Symptoms and medical findings are as with systemic sclerosis and myositis (reference: Bhansing KJ, 2014). The lists below are based on selected patients with partial disease progression and are not necessarily representative of the patient group in general:

  • Scleroderma signs (%)
  • Myositis symptoms
    • Muscle weakness (proximal muscle groups) almost 100%
    • Creatine kinase (CK) in blood is elevated 96%
    • Electromyography (EMG) shows pathological changes 88%
    • Muscle biopsy shows the same as in myositis
  • Internal organs
    • Impaired pulmonary function near 100%
    • Lung fibrosis 83%
    • Reduced diastolic heart function 37%
    • Pulmonary hypertension By ultrasound of the heart
      • Pulmonary hypertension is detected at the right catheter in some patients
  • Antibodies
    • ANA 100%
      • pm-scl 75 / 100 34% (reference: Pakozdi A, 2011)
      • Centromer (CENP) 10%
      • SSA / Ro 8%
      • RNP 8%
      • Jo-1 8%
      • Topoisomerase (scl 70)
  •  Muscle biopsy (tissue test)
    • Necrotic fibers 96%
    • Lymphocyte infiltrates 63%
    • Positive MHC Class I Coloring 92%
    • Inflammation 79%
    • COX negative fibers 30%


Typical medical history, clinical findings, laboratory tests, capillaroscopy, EMG, MRI examination of muscles. Biopsy from muscle (most often from the thigh).

Course of disease

The prognosis is individually different depending on whether internal organs are affected. It is also crucial which organs are attacked and if the treatment has a good effect. The overlap syndrome between systemic sclerosis and myositis generally has a high incidence of pulmonary fibrosis. Heart failure occurs in some patients.
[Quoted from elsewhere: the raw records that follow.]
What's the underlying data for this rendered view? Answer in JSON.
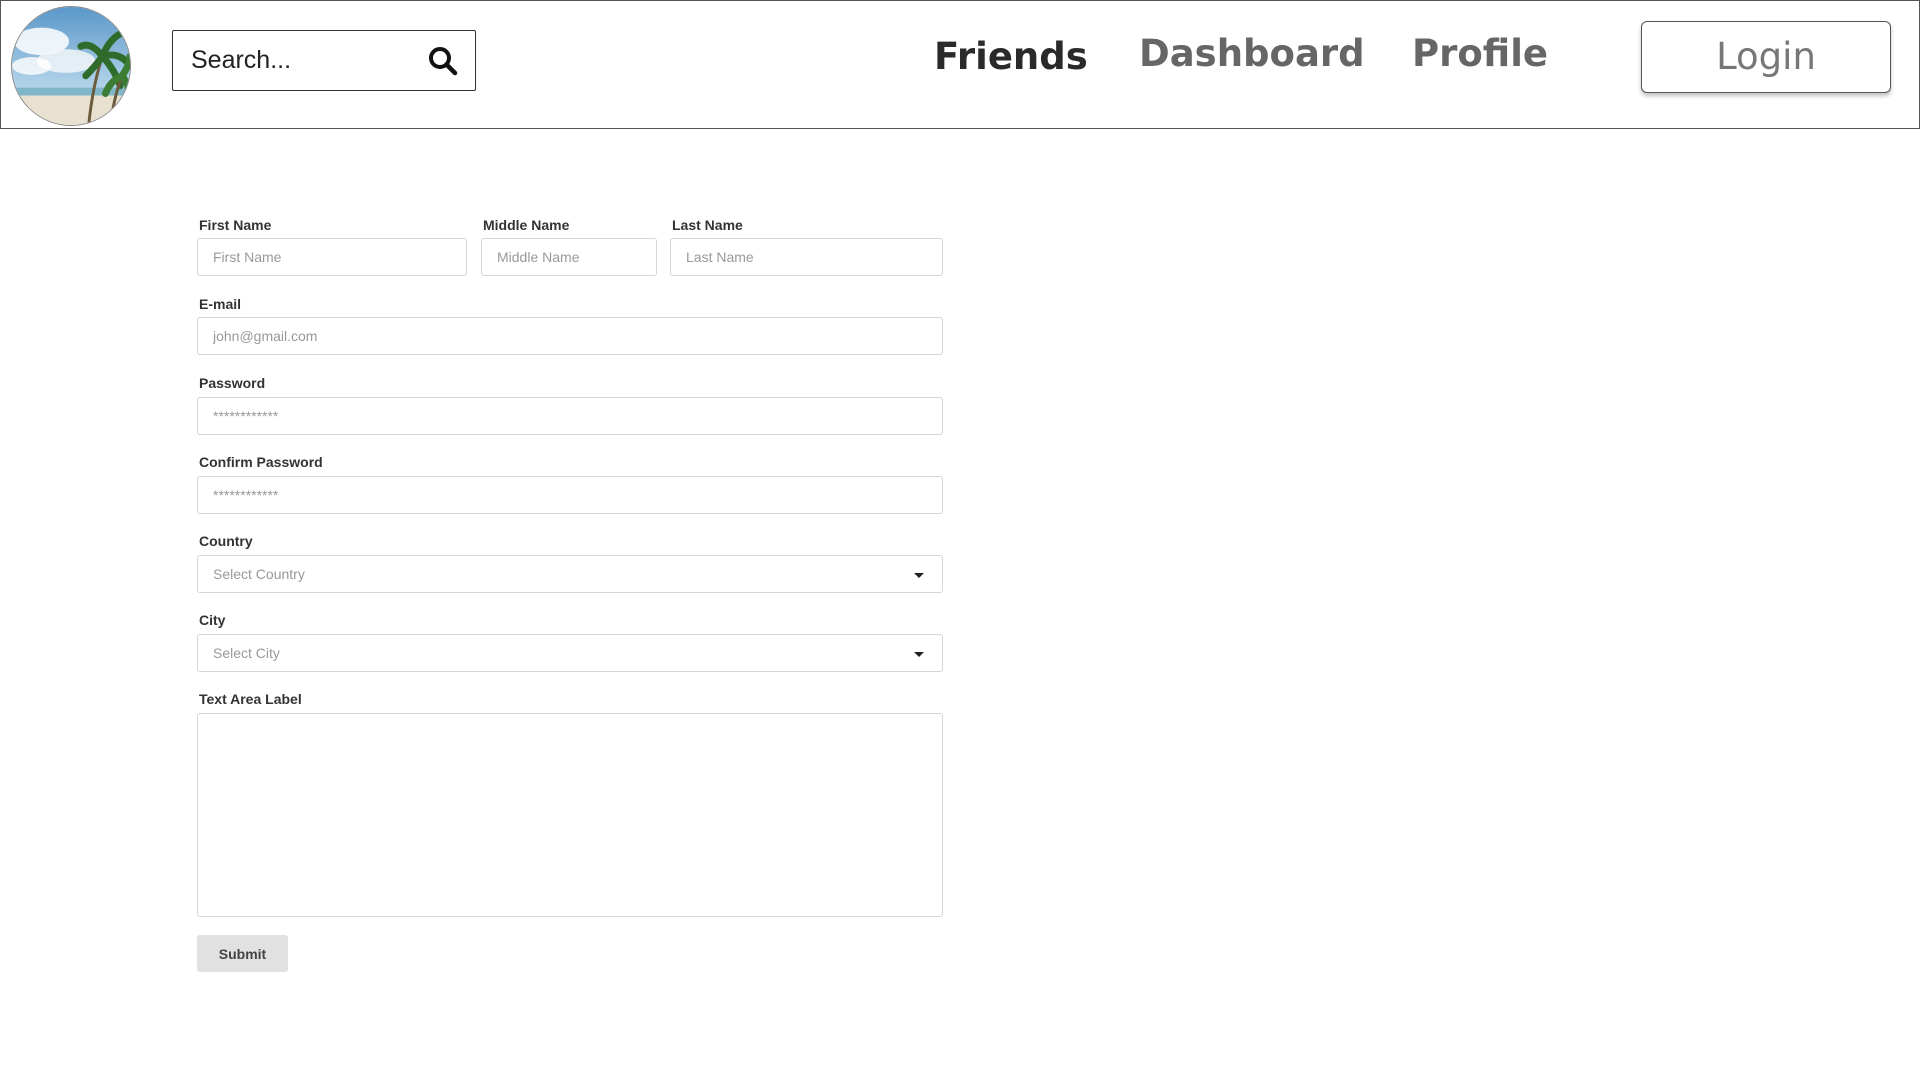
{
  "header": {
    "logo_alt": "beach-with-palm-trees",
    "search": {
      "placeholder": "Search..."
    },
    "nav": {
      "friends": "Friends",
      "dashboard": "Dashboard",
      "profile": "Profile"
    },
    "login_label": "Login"
  },
  "form": {
    "first_name": {
      "label": "First Name",
      "placeholder": "First Name",
      "value": ""
    },
    "middle_name": {
      "label": "Middle Name",
      "placeholder": "Middle Name",
      "value": ""
    },
    "last_name": {
      "label": "Last Name",
      "placeholder": "Last Name",
      "value": ""
    },
    "email": {
      "label": "E-mail",
      "placeholder": "john@gmail.com",
      "value": ""
    },
    "password": {
      "label": "Password",
      "placeholder": "************",
      "value": ""
    },
    "confirm_password": {
      "label": "Confirm Password",
      "placeholder": "************",
      "value": ""
    },
    "country": {
      "label": "Country",
      "selected": "Select Country"
    },
    "city": {
      "label": "City",
      "selected": "Select City"
    },
    "textarea": {
      "label": "Text Area Label",
      "value": ""
    },
    "submit_label": "Submit"
  },
  "icons": {
    "search": "search-icon",
    "dropdown": "chevron-down-icon"
  }
}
As long as disease activity is suspected, patients should be monitored at least annually for measurement of pulmonary and cardiac function, as well as clinical controls. This to detect and treat any complications that may occur.


Basically, one does not want to use corticosteroids. One is reluctant to provide other immunosuppressive treatment without disease manifestations of internal organs. Myositis component is currently treated as myositis, but corticosteroids must be used with caution in order not to trigger "Renal crisis" This is seen in systemic sclerosis. Treatment choices at scleromyositis are therefore highly dependent on the individual disease.